Grassroots bid to suspend ASTI action demands special convention
Leadership has criticised move and urged teachers to respect previous ballot
Secondary-school action: ASTI teachers “are questioning our campaign of passive resistance due to the pain it is inflicting on members”, according to Noel Buckley, a Tipperary-based teacher. Photograph: Don MacMonagle
A grassroots faction of the Association of Secondary Teachers Ireland wants the union to hold a special convention to discuss a possible suspension of its campaign of industrial action.
This follows the handing over of a petition of more than 1,000 signatures to the union’s head office on Wednesday, calling for the issue to be urgently debated. Under the union’s rules 800 members’ signatures must trigger a special convention within six weeks.
The union’s leadership was criticised by some members during its annual convention last month; one member described it as the “North Korea of the trade-union movement”.
The ASTI is the only public-sector union to reject the Lansdowne Road agreement, which has triggered financial losses for members and delayed access to contracts for new teachers. Suspending industrial action would restore increments and other payments to ASTI members, along with faster access to contracts.
On Wednesday afternoon Noel Buckley, a Tipperary-based teacher, and Brendan Broderick, a former president of the union, handed over a petition of 1,141 signatures. Mr Buckley said the number of members who had signed it within a week showed the depth of concern about the union’s strategy.
“They are questioning our campaign of passive resistance due to the pain it is inflicting on members,” he said. “There is a lot of anger in schools. Teachers who are due CIDs” – contracts of indefinite duration – “are not getting them, and many people have had their increments frozen.”
Mr Buckley said he expected the union to respect the wishes of members and hold a special convention to debate the pros and cons of suspending industrial action before the end of the school year.
The petition sparked a critical response from the ASTI president, Ed Byrne, who said last week that the petition had not been approved by union officers. That it had not been sent to all members “calls into question its democratic nature”, he said.

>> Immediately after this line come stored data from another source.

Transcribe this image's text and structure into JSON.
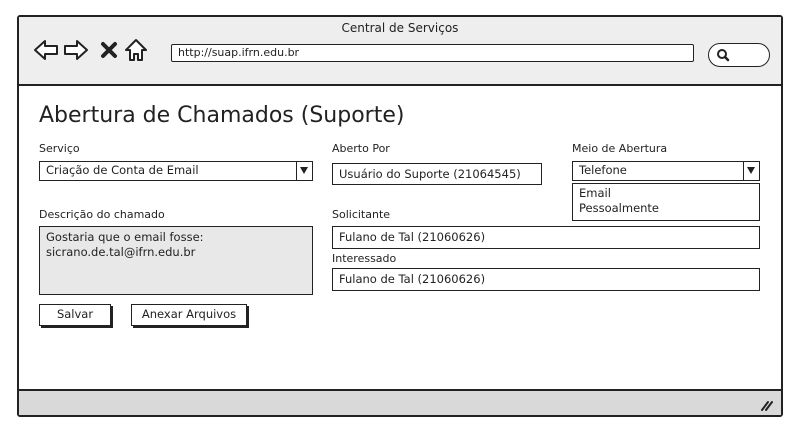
{
  "window": {
    "title": "Central de Serviços"
  },
  "browser": {
    "url": "http://suap.ifrn.edu.br"
  },
  "page": {
    "heading": "Abertura de Chamados (Suporte)"
  },
  "form": {
    "servico": {
      "label": "Serviço",
      "value": "Criação de Conta de Email"
    },
    "aberto_por": {
      "label": "Aberto Por",
      "value": "Usuário do Suporte (21064545)"
    },
    "meio_abertura": {
      "label": "Meio de Abertura",
      "value": "Telefone",
      "options": [
        "Email",
        "Pessoalmente"
      ]
    },
    "descricao": {
      "label": "Descrição do chamado",
      "lines": [
        "Gostaria que o email fosse:",
        "sicrano.de.tal@ifrn.edu.br"
      ]
    },
    "solicitante": {
      "label": "Solicitante",
      "value": "Fulano de Tal (21060626)"
    },
    "interessado": {
      "label": "Interessado",
      "value": "Fulano de Tal (21060626)"
    }
  },
  "buttons": {
    "save": "Salvar",
    "attach": "Anexar Arquivos"
  },
  "icons": [
    "back-arrow-icon",
    "forward-arrow-icon",
    "close-icon",
    "home-icon",
    "search-icon",
    "resize-grip-icon"
  ]
}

Mr Byrne has urged members to “respect the mandate” of the ballot, and said a move to revisit the vote could have implications for any future ballots.
The issues are likely to be discussed by the ASTI’s standing committee and by its 180-member central executive committee. They are due to meet this week, against a backdrop of internal tension and falling membership. Sources say that more than 500 members have left the union this year. There are reports that significant numbers have joined the Teachers’ Union of Ireland, although trade-union rules ban this during industrial disputes.
Mr Byrne has said that claims the union was “haemorrhaging” members are overstated. He said figures released in December showed that its membership had risen to more than 18,000.